Lawsuit Targets Fiduciaries of Hess Corp.

A lawsuit against the Hess Corp. alleges Hess plan fiduciaries included target-date mutual funds instead of collective investment trusts in the investment lineup, to the detriment of participants.

A former Hess Corp. employee sued the global energy company under the Employee Retirement Income Security Act, filing a complaint in Texas federal court on February 12 alleging fiduciaries of the 401(k) plan failed to administer the retirement plan prudently.

Specifically, the lawsuit, filed by Joshua Wagner, alleges that fiduciaries selected and retained a costlier investment option—T. Rowe Price target-date mutual funds—than substantially similar, better-performing and cheaper alternative investment options available to the plan.

Get more!  Sign up for PLANSPONSOR newsletters.

Nearly 60% of the T. Rowe Price TDF mutual funds were “significantly more expensive than their substantially identical collective trust counterparts” between 2017 and 2022, the complaint states.

The lawsuit, Joshua Wagner v. Hess Corp., filed in U.S. District Court for the Northern District of Texas, San Angelo Division, seeks class action status, alleging two ERISA fiduciary breach claims: fiduciary duties and failure to monitor other plan fiduciaries.

“Defendants failed to switch to an investment option that was the same investment in a different wrapper at a much lower price, a manifestation of that defendants’ failure to prudently monitor the plan’s investment options,” Wagner’s attorneys wrote in the complaint. “There is no good faith explanation for utilizing higher-cost funds when lower-cost funds are available for the exact same investment.”

T. Rowe Price target-date mutual funds used by the plan were as much as 24% more expensive than the substantially identical collective trust version, according to the complaint.

TDFs held in CITs are generally lower-cost investments than Investment Company Act of 1940-regulated mutual funds because CITS do not have boards of directors to compensate, nor the Securities and Exchange Commission filing requirements of mutual funds, explains Chris J. Brown, founder of and principal in Sway Research.

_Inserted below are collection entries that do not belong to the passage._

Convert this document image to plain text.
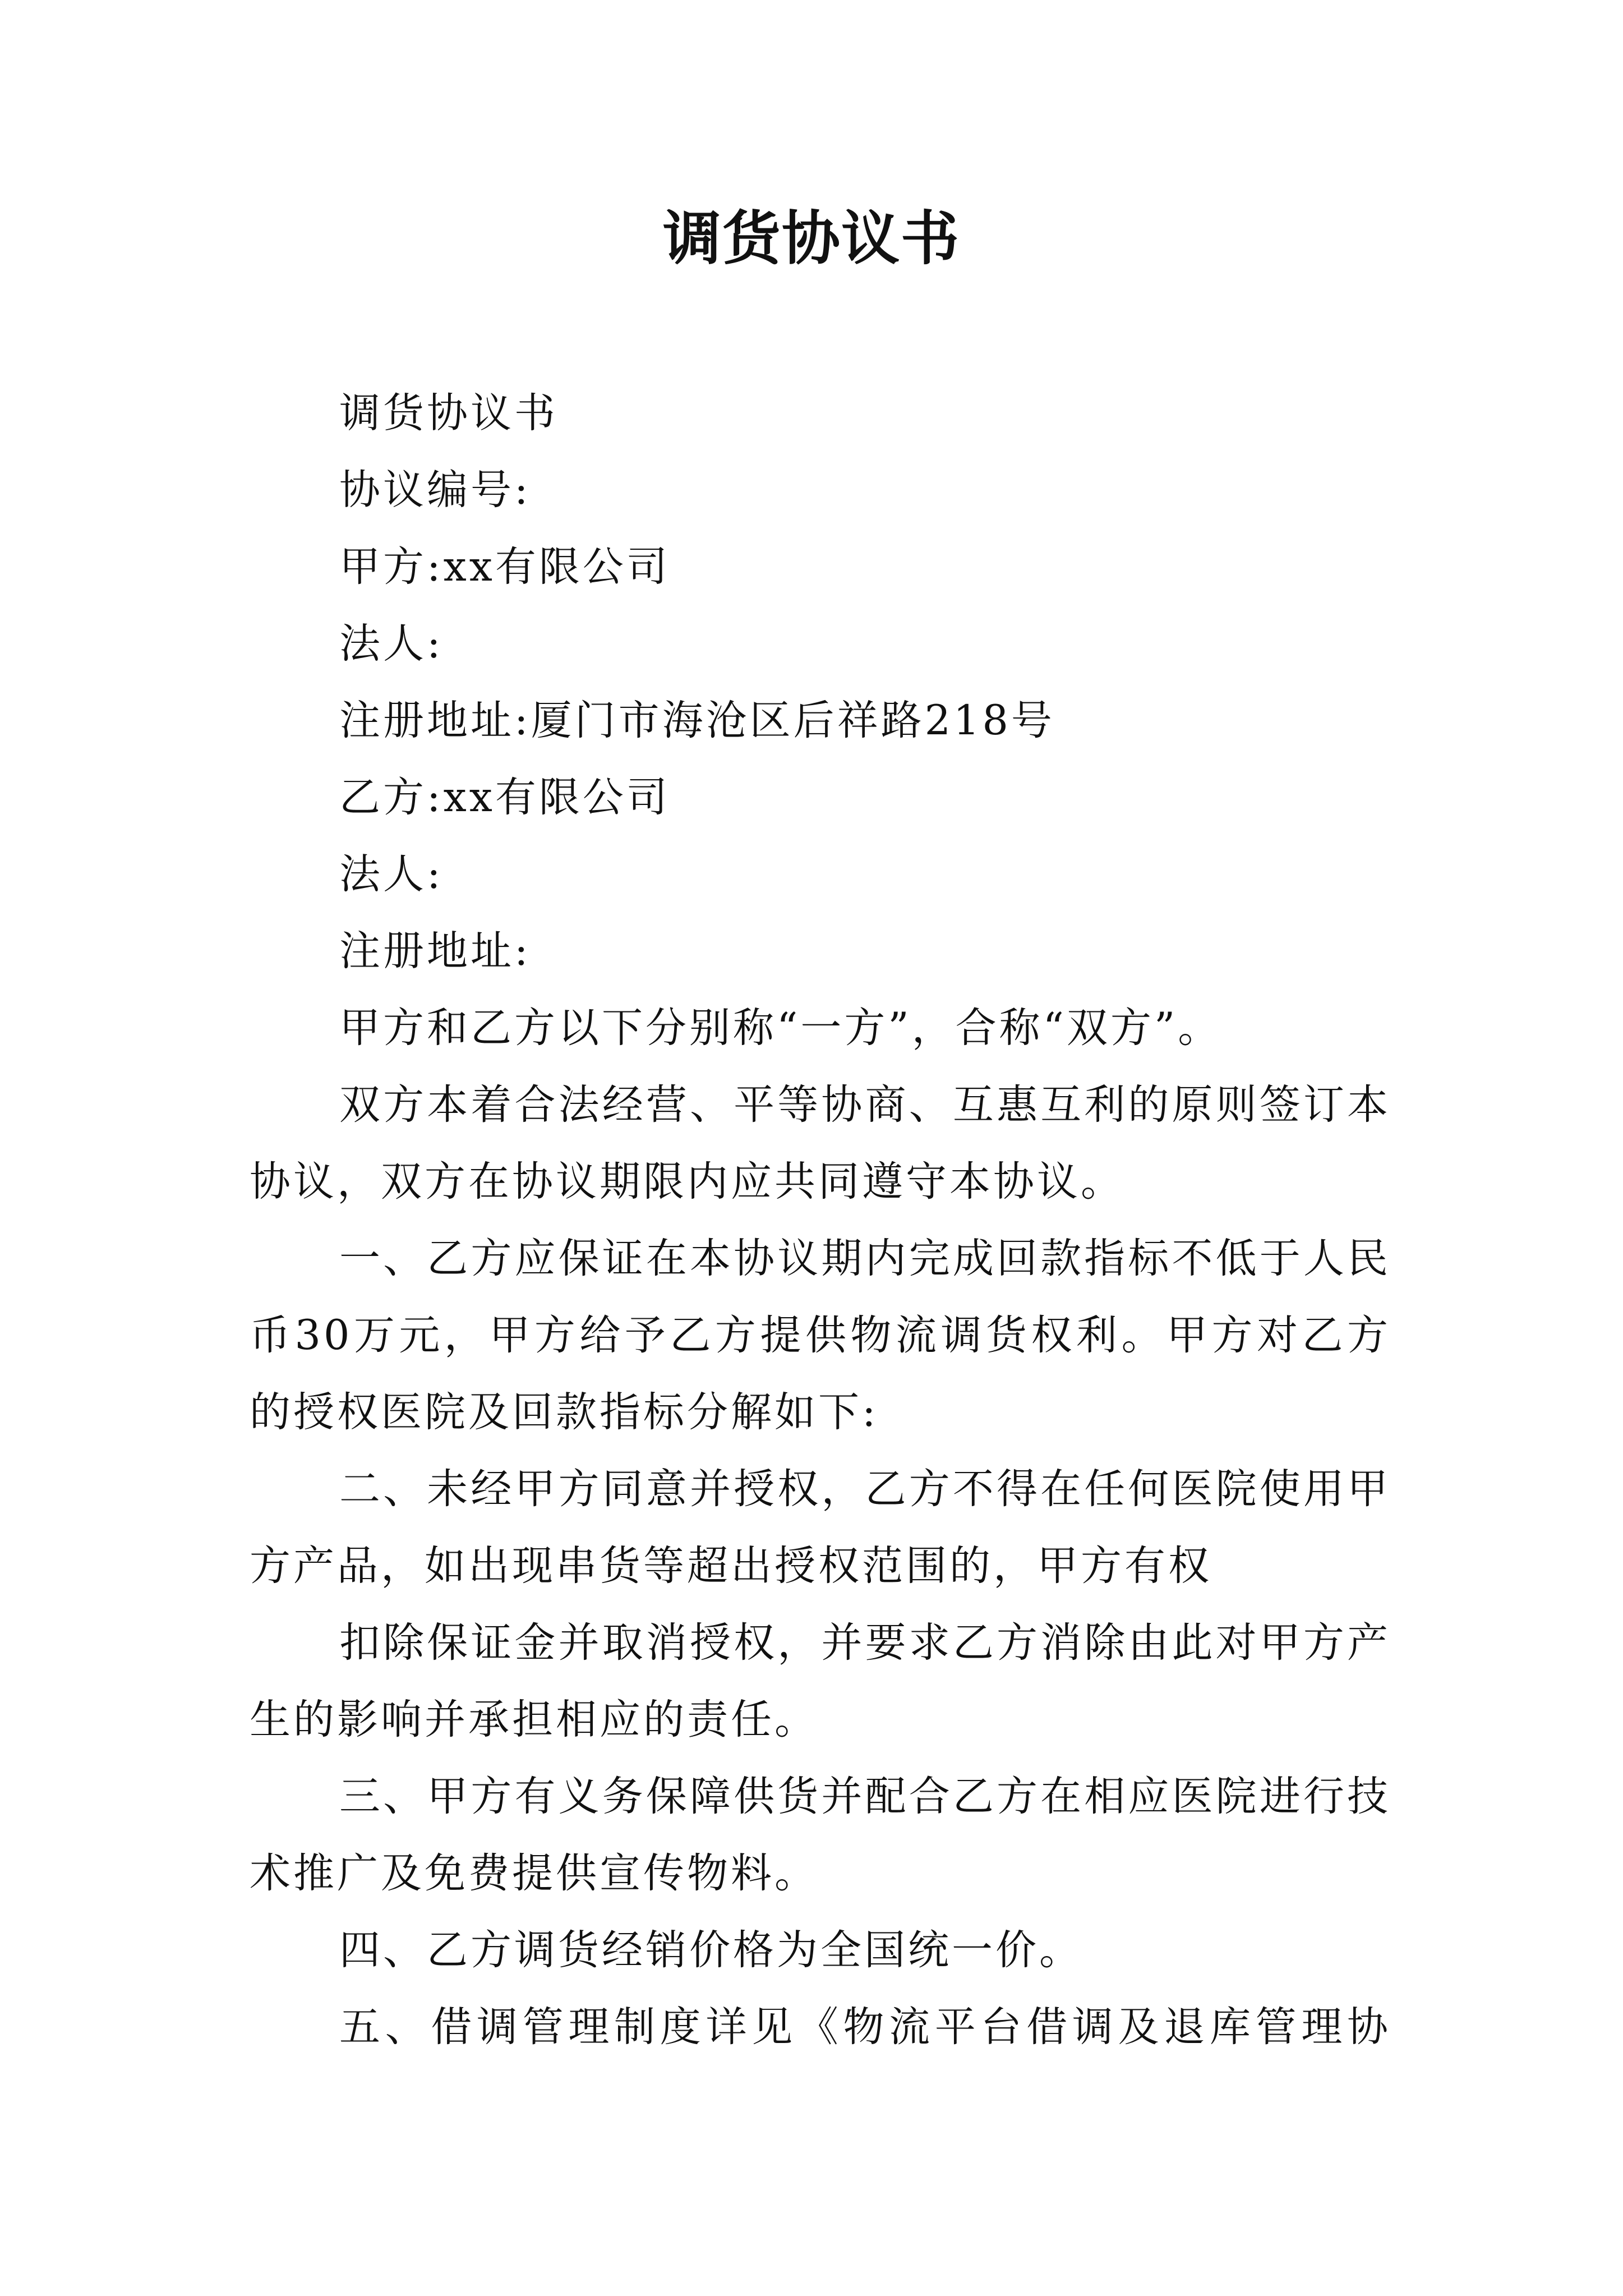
调货协议书
调货协议书
协议编号:
甲方:xx有限公司
法人:
注册地址:厦门市海沧区后祥路218号
乙方:xx有限公司
法人:
注册地址:
甲方和乙方以下分别称“一方”，合称“双方”。
双方本着合法经营、平等协商、互惠互利的原则签订本
协议，双方在协议期限内应共同遵守本协议。
一、乙方应保证在本协议期内完成回款指标不低于人民
币30万元，甲方给予乙方提供物流调货权利。甲方对乙方
的授权医院及回款指标分解如下:
二、未经甲方同意并授权，乙方不得在任何医院使用甲
方产品，如出现串货等超出授权范围的，甲方有权
扣除保证金并取消授权，并要求乙方消除由此对甲方产
生的影响并承担相应的责任。
三、甲方有义务保障供货并配合乙方在相应医院进行技
术推广及免费提供宣传物料。
四、乙方调货经销价格为全国统一价。
五、借调管理制度详见《物流平台借调及退库管理协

“Therefore, managers of CITs are often able to pass savings from lower overhead of CITs onto shareholders via lower expense ratios,” Brown says.

CITs are regulated by the Office of the Comptroller of the Currency, an independent bureau of the U.S. Department of the Treasury.

Hess’s plan fiduciaries failed to use their bargaining power as one of the largest 401(k) plans in the U.S., regarding the fees, expenses and costs charged against participants’ investments, according to the complaint.

The T. Rowe Price mutual fund series provided by the Hess plan had an average expense ratio of 44 basis points in 2021 and 2022, compared with 37 bps for CITs, according to the lawsuit.